Pero vino después un segundo periodo en la historia de la humanidad: el


periodo que denominamos antropo-teocéntrico. Ahora no hay un solo
centro, aquel centro que antes era Dios. De los siglos XVI al XVIII, en
esta época de Renacimiento, Reforma e Ilustración, vivimos en un
periodo antropo-teocéntrico, porque ahora hay dos focos: ya no hay un
solo centro con la órbita circular, como se pensaba que estaba hecho
también el cosmos; ahora, con la nueva ciencia, hay dos centros y la
órbita que configuran es de carácter elíptico: un centro de la elipse es
Dios y el otro centro es el hombre. La maravilla de esta época es que, a
pesar de sus dificultades y renuevos, quienes creen en Dios no dejan de
creer en el hombre. La ciencia descubre (Galileo Galilei es el rostro que
quiero poner) que la Tierra no es el centro del cosmos, sino que la Tierra
gira heliocéntricamente, alrededor del sol. Y, sin embargo, en esa época
de explosivo desarrollo tecnocientífico, la sabiduría teológica de la Iglesia
condenó a Galileo. Esto fue un aviso para navegantes: para que los que
tenemos convicciones de fe estudiemos antes de castigar.
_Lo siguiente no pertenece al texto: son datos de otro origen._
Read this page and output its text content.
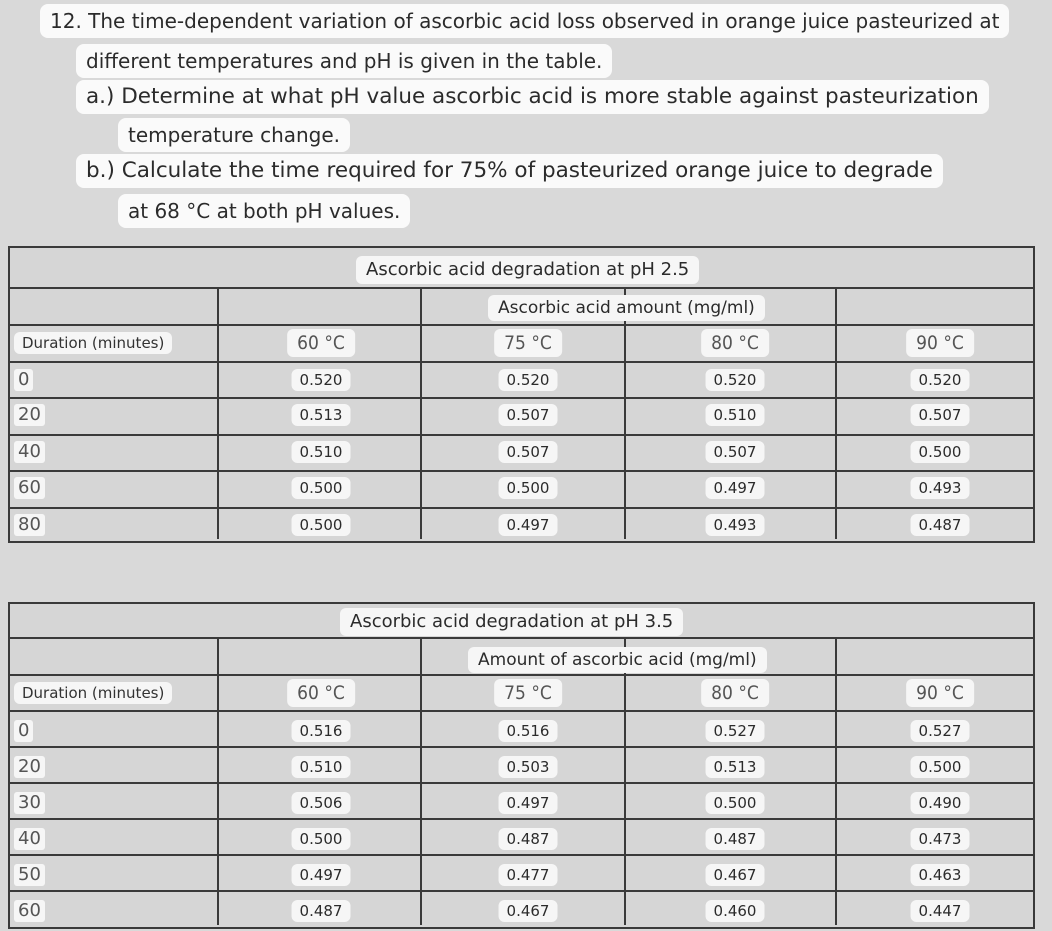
12. The time-dependent variation of ascorbic acid loss observed in orange juice pasteurized at
different temperatures and pH is given in the table.
a.) Determine at what pH value ascorbic acid is more stable against pasteurization
temperature change.
b.) Calculate the time required for 75% of pasteurized orange juice to degrade
at 68 °C at both pH values.
Ascorbic acid degradation at pH 2.5
Ascorbic acid amount (mg/ml)
Duration (minutes)	60 °C	75 °C	80 °C	90 °C
0	0.520	0.520	0.520	0.520
20	0.513	0.507	0.510	0.507
40	0.510	0.507	0.507	0.500
60	0.500	0.500	0.497	0.493
80	0.500	0.497	0.493	0.487
Ascorbic acid degradation at pH 3.5
Amount of ascorbic acid (mg/ml)
Duration (minutes)	60 °C	75 °C	80 °C	90 °C
0	0.516	0.516	0.527	0.527
20	0.510	0.503	0.513	0.500
30	0.506	0.497	0.500	0.490
40	0.500	0.487	0.487	0.473
50	0.497	0.477	0.467	0.463
60	0.487	0.467	0.460	0.447
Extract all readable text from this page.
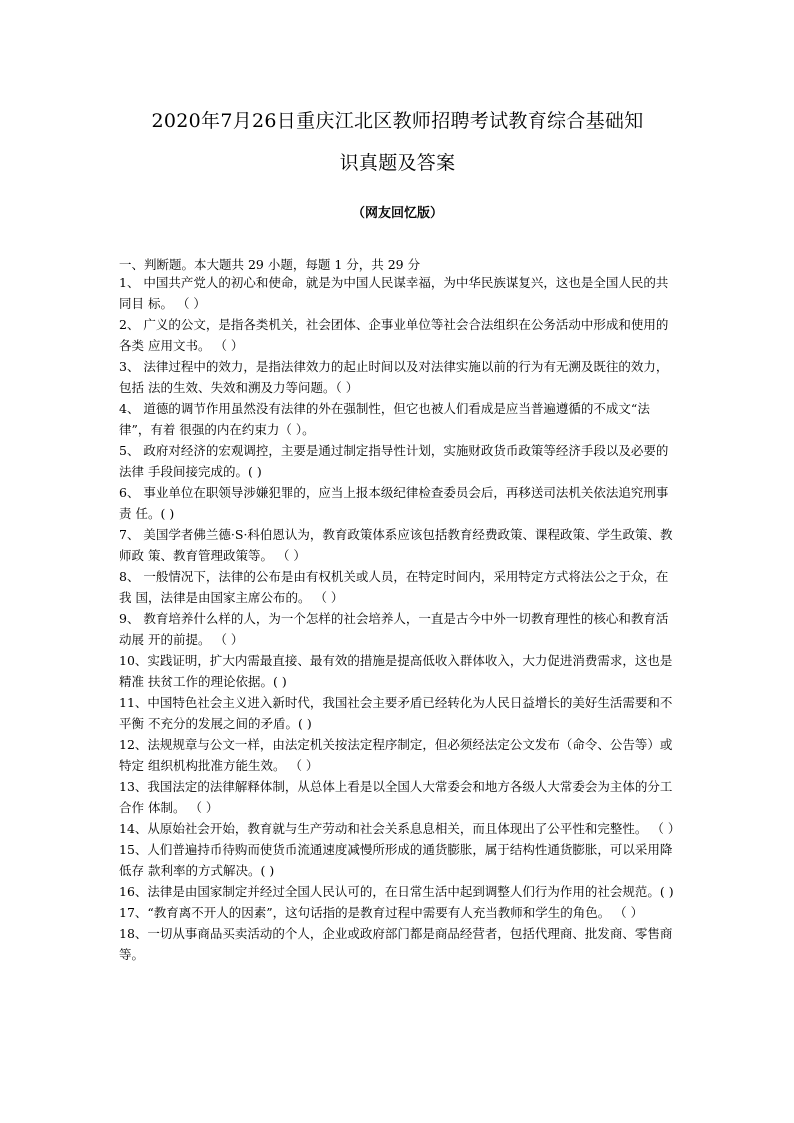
2020年7月26日重庆江北区教师招聘考试教育综合基础知
识真题及答案
（网友回忆版）
一、判断题。本大题共 29 小题，每题 1 分，共 29 分

1、 中国共产党人的初心和使命，就是为中国人民谋幸福，为中华民族谋复兴，这也是全国人民的共同目 标。 （ ）

2、 广义的公文，是指各类机关，社会团体、企事业单位等社会合法组织在公务活动中形成和使用的各类 应用文书。 （ ）

3、 法律过程中的效力，是指法律效力的起止时间以及对法律实施以前的行为有无溯及既往的效力，包括 法的生效、失效和溯及力等问题。（ ）

4、 道德的调节作用虽然没有法律的外在强制性，但它也被人们看成是应当普遍遵循的不成文“法律”，有着 很强的内在约束力（ ）。

5、 政府对经济的宏观调控，主要是通过制定指导性计划，实施财政货币政策等经济手段以及必要的法律 手段间接完成的。( )

6、 事业单位在职领导涉嫌犯罪的，应当上报本级纪律检查委员会后，再移送司法机关依法追究刑事责 任。( )

7、 美国学者佛兰德·S·科伯恩认为，教育政策体系应该包括教育经费政策、课程政策、学生政策、教师政 策、教育管理政策等。 （ ）

8、 一般情况下，法律的公布是由有权机关或人员，在特定时间内，采用特定方式将法公之于众，在我 国，法律是由国家主席公布的。 （ ）

9、 教育培养什么样的人，为一个怎样的社会培养人，一直是古今中外一切教育理性的核心和教育活动展 开的前提。 （ ）

10、实践证明，扩大内需最直接、最有效的措施是提高低收入群体收入，大力促进消费需求，这也是精准 扶贫工作的理论依据。( )

11、中国特色社会主义进入新时代，我国社会主要矛盾已经转化为人民日益增长的美好生活需要和不平衡 不充分的发展之间的矛盾。( )

12、法规规章与公文一样，由法定机关按法定程序制定，但必须经法定公文发布（命令、公告等）或特定 组织机构批准方能生效。 （ ）

13、我国法定的法律解释体制，从总体上看是以全国人大常委会和地方各级人大常委会为主体的分工合作 体制。 （ ）

14、从原始社会开始，教育就与生产劳动和社会关系息息相关，而且体现出了公平性和完整性。 （ ）

15、人们普遍持币待购而使货币流通速度减慢所形成的通货膨胀，属于结构性通货膨胀，可以采用降低存 款利率的方式解决。( )

16、法律是由国家制定并经过全国人民认可的，在日常生活中起到调整人们行为作用的社会规范。( )

17、“教育离不开人的因素”，这句话指的是教育过程中需要有人充当教师和学生的角色。 （ ）

18、一切从事商品买卖活动的个人，企业或政府部门都是商品经营者，包括代理商、批发商、零售商等。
La Iglesia
estaba defendiendo lo que no debía defender porque era ignorante en
esa materia en comparación con Galileo; pero llevada por su soberbia,
decide por su cuenta y riesgo que la Tierra es y sólo puede ser el centro
del cosmos, porque ¡cómo va a nacer Jesucristo en otro sitio que no sea
el centro del cosmos! La dignidad de Cristo parecía exigir el
cristocentrismo terrenal. Pero la ciencia descubría, por la sola razón, que
el cosmos no es como era. Este es el primer período de la humanidad en
que la Iglesia pierde a la intelectualidad, especialmente en su ámbito
físico y matemático. Aunque les parezca tontería, todavía hoy, en los
pasillos de mi universidad, mis compañeros agnósticos –que son
mayoría- cada vez que me ven, me dicen: “Hola, ¿cómo está Galileo?”.
Saben que soy católico y se quieren burlar así. Yo les dijo: “Galileo está
mejor que tú, tipo feo”, así hacemos una rima de paso.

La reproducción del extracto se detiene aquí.